Examples of workplace design and employer brand matches
The corporate offices at Polo Ralph Lauren, one of the first companies to truly embody the lifestyle concept, is a perfect example. The office building is in a very well known, exclusive neighborhood in NYC. The main lobby of corporate headquarters has a lush, dark green carpet, expensive, old world antiques, the highest quality leather furniture, and an elegant, multi-story stairway leading to employee work areas. The look of the office, especially the main lobby, is in keeping with the regal feel of the Ralph Lauren ads in magazines. The company attracts employees who are inspired by and enjoy being around classical luxury on a daily basis.
Google is another example of how a company can use workplace design to illustrate their corporate culture. Google’s workplace culture is very different from Ralph Lauren and their chosen interior design illustrates this. Google’s space is infused with a vibrantly colored, industrial street style, and modern art, which appeals to the hip, techy crowd it wishes to attract for employees. Google was one of the first companies to challenge the conventional thinking of how an office should be designed. They encourage play and the open exchange of ideas. Google does this by indulging employees in free food and a fun environment using surfboard tables, firemen poles, and igloo-style meeting pods, among a variety of other items to extend their brand personality.
The HR role in workplace design
While HR may not be picking the workplace building or all of the office furniture, there are several small details that can be incorporated into design and workplace culture easily as a way to illustrate the corporate personality and attract the like-minded transferee.
Think of the Five Senses
An easy way to think about this is to start with the five senses.
Let’s begin with sight. What feeling does your company’s main lobby give upon entering? Is it old world luxury, millennial hip, or modern minimalist? Each of these styles gives off a different feeling and emotion. Your company may not fit into one of these specific categories; however, have you thought about what feeling your company’s design sense exudes? Does the receptionist have the personality and flair that would appeal to a potential new hire? Do the colors and furniture design match the company personality? A bright office with skateboard tables will attract a different person than a minimalist, modern office space which is mainly white.

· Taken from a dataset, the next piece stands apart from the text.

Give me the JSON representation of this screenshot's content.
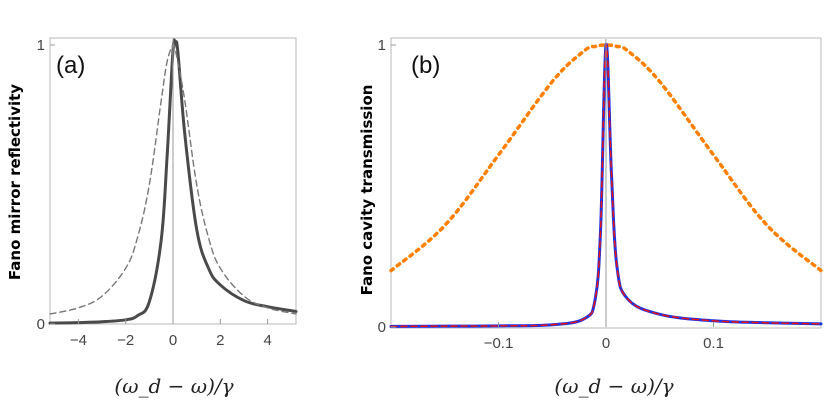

What are the sounds that one hears in the office? Is there loud punk music playing, soft classical, or white noise machines? Some companies even have their own signature music. This all started in the nightclub world with Coste and Buddha Bar mixes and now stores, restaurants and companies have followed suit. Does your company wish to encourage silence or keep the energy up with the sounds of modern bands in the background? Each option portrays a vastly different feel for someone walking through the space and will attract a different potential new employee.
When it comes to smell, what scent would best describe your company’s personality? The scent of scandwood is much different than citrus or rose. Some companies are using diffusers to bring a sense of calm and serenity to their office space. Citrus is a scent that is often used to uplift the spirit and encourage concentration, while lavender can be calming. What scent would best describe your company’s culture? Even if you are not planning on using a diffuser, it is an interesting idea to ponder.
Taste. If your office has a kitchen, what type of food will you offer? Are you a company that values wellness and wishes to attract health conscious employees? If this is the case, it might be a nice idea to provide complementary fruit and vegetables, healthy nuts and high quality filtered water on a regular basis. Or perhaps you may offer company healthy breakfasts once a week.
Comfort and touch are another sense that comes into play. The fabrics you choose for your common area couches and chairs can also say something about your company goals. Will people be encouraged to spend time on them, or are they there just for decoration? If you wish for people to really use them, aim for soft and comfortable fabrics.
Whatever the personality of your company or the type of employee you are trying to attract, there are many different choices and ways to express your office personality. Our aim is to inspire you to think about these details as a fun way to extend your employer brand into the details of everyday life for your employees, and everyone who comes to your office.